こんな言葉を言ってみたものの、この冷麺が買えなくなってはまずい。

そんな思いがよぎった瞬間に
「棚にたくさんあったけど、みんな賞味期限切れてるんでしょうか? 賞味期限切れてないのがあれば…」と、すでに陳列棚に向かって歩き出している店員さんに言葉を投げかける。
私の声が聞こえていたかはわからないが、私も一緒についていった。

店員さんは、棚に並べてあった冷麺の賞味期限を一つ一つチェックしては、腕の中に冷麺をどんどん抱え上げていく。

「全部ダメですか?」
「この冷麺を買うためにきたんですけど」

「すみません」

店員さんも、申し訳なさそうに言うのだが、

「売ってもらうことはできないですか?」

と私もほんの少し食い下がってみた。

もちろん、答えは、ノー。
そんなのこの日本で許されるはずがない。

マジかーー笑
今回はうまくいった、と思ったのもつかの間。やっぱり運命は変えられないのか。生まれ持った星とも言える。

スーパーからの帰り道。ケロッとした顔で妻は言う。

「こんなこと、普通あっちゃいけないんだよ」

学生時代はスーパーでアルバイトをしていたからか、スーパーの裏事情みたいなことにも詳しいようだ。

そういえば昨日、市役所に行った。e-Taxを使って確定申告をした妻は、なぜか、税務署からマイナンバーカードの住所登録に関してエラーが出ていますと連絡をもらっていた。

市役所に行ってわかったことだが、結局は、事務作業におけるちょっとしたミスが原因だったことがわかった。

窓口で担当してくれた方は、「これはあってはならないことなんです。誠に申し訳ありません」と、丁重に謝ってくれたみたいだ。

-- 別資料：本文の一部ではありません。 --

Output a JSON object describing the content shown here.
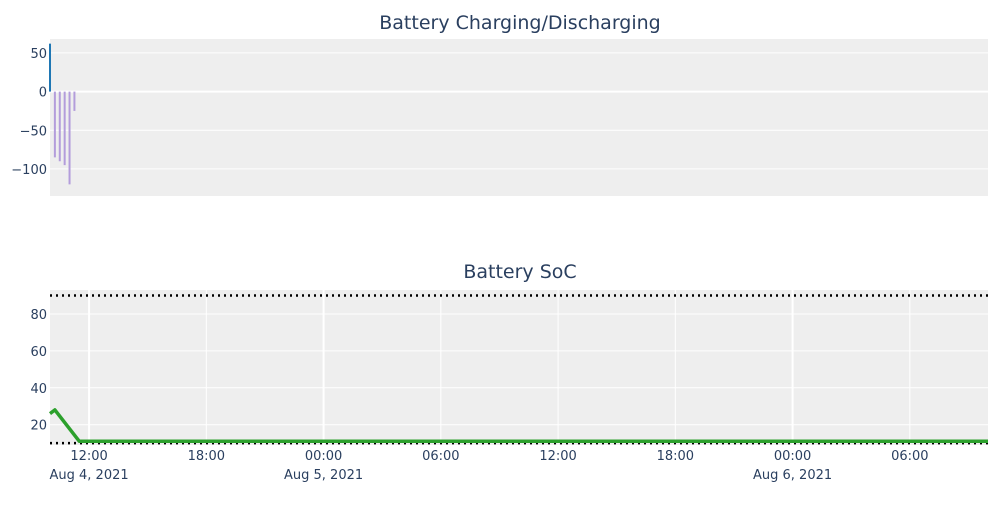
{
  "chart_data": [
    {
      "type": "bar",
      "title": "Battery Charging/Discharging",
      "xlabel": "",
      "ylabel": "",
      "y_ticks": [
        50,
        0,
        -50,
        -100
      ],
      "ylim": [
        -135,
        68
      ],
      "grid": true,
      "x_start": "2021-08-04 10:00",
      "x_end": "2021-08-06 10:00",
      "series": [
        {
          "color": "#1f77b4",
          "x": [
            "2021-08-04 10:00"
          ],
          "values": [
            62
          ]
        },
        {
          "color": "#b39ddb",
          "x": [
            "2021-08-04 10:15",
            "2021-08-04 10:30",
            "2021-08-04 10:45",
            "2021-08-04 11:00",
            "2021-08-04 11:15"
          ],
          "values": [
            -85,
            -90,
            -95,
            -120,
            -25
          ]
        }
      ]
    },
    {
      "type": "line",
      "title": "Battery SoC",
      "xlabel": "",
      "ylabel": "",
      "y_ticks": [
        80,
        60,
        40,
        20
      ],
      "ylim": [
        9,
        93
      ],
      "grid": true,
      "x_start": "2021-08-04 10:00",
      "x_end": "2021-08-06 10:00",
      "x_ticks": [
        {
          "t": "2021-08-04 12:00",
          "label": "12:00",
          "date": "Aug 4, 2021"
        },
        {
          "t": "2021-08-04 18:00",
          "label": "18:00",
          "date": ""
        },
        {
          "t": "2021-08-05 00:00",
          "label": "00:00",
          "date": "Aug 5, 2021"
        },
        {
          "t": "2021-08-05 06:00",
          "label": "06:00",
          "date": ""
        },
        {
          "t": "2021-08-05 12:00",
          "label": "12:00",
          "date": ""
        },
        {
          "t": "2021-08-05 18:00",
          "label": "18:00",
          "date": ""
        },
        {
          "t": "2021-08-06 00:00",
          "label": "00:00",
          "date": "Aug 6, 2021"
        },
        {
          "t": "2021-08-06 06:00",
          "label": "06:00",
          "date": ""
        }
      ],
      "reference_lines": [
        {
          "y": 90,
          "style": "dotted",
          "color": "#000000"
        },
        {
          "y": 10,
          "style": "dotted",
          "color": "#000000"
        }
      ],
      "series": [
        {
          "color": "#2ca02c",
          "x": [
            "2021-08-04 10:00",
            "2021-08-04 10:15",
            "2021-08-04 11:30",
            "2021-08-06 10:00"
          ],
          "values": [
            26,
            28,
            11,
            11
          ]
        }
      ]
    }
  ]
}
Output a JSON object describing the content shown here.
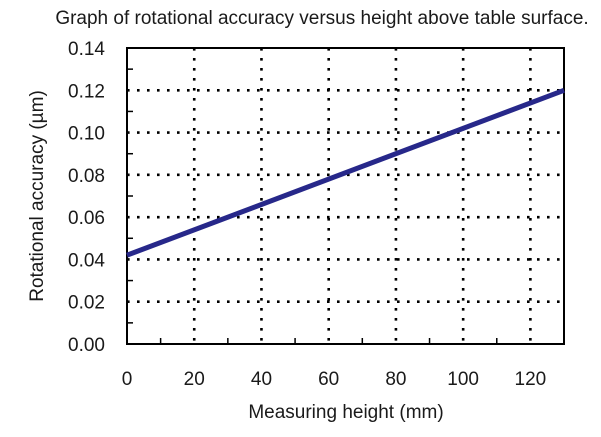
{
  "chart_data": {
    "type": "line",
    "title": "Graph of rotational accuracy versus height above table surface.",
    "xlabel": "Measuring height (mm)",
    "ylabel": "Rotational accuracy (µm)",
    "xlim": [
      0,
      130
    ],
    "ylim": [
      0,
      0.14
    ],
    "x_ticks": [
      0,
      20,
      40,
      60,
      80,
      100,
      120
    ],
    "x_tick_labels": [
      "0",
      "20",
      "40",
      "60",
      "80",
      "100",
      "120"
    ],
    "y_ticks": [
      0,
      0.02,
      0.04,
      0.06,
      0.08,
      0.1,
      0.12,
      0.14
    ],
    "y_tick_labels": [
      "0.00",
      "0.02",
      "0.04",
      "0.06",
      "0.08",
      "0.10",
      "0.12",
      "0.14"
    ],
    "grid": true,
    "grid_style": "dotted",
    "series": [
      {
        "x": [
          0,
          130
        ],
        "y": [
          0.042,
          0.12
        ],
        "color": "#27288a"
      }
    ]
  }
}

ちょっとしたミスは誰にでもあるからと、妻はまったく意に介している様子もなく、窓口の担当者との会話は、なんだか笑い話をして盛り上がってるかのように聞こえた。

「立て続けにこんな状況に出くわすって、遺伝子?」

買い物から帰る途中で、私はまた適当なことを言ってみたけど、こんなことも妻の宿命というものだろうか?

はたまた、私こそ妻には負けない宿命を背負っているかもしれない。こんな日常を書かずにはいられないのだから。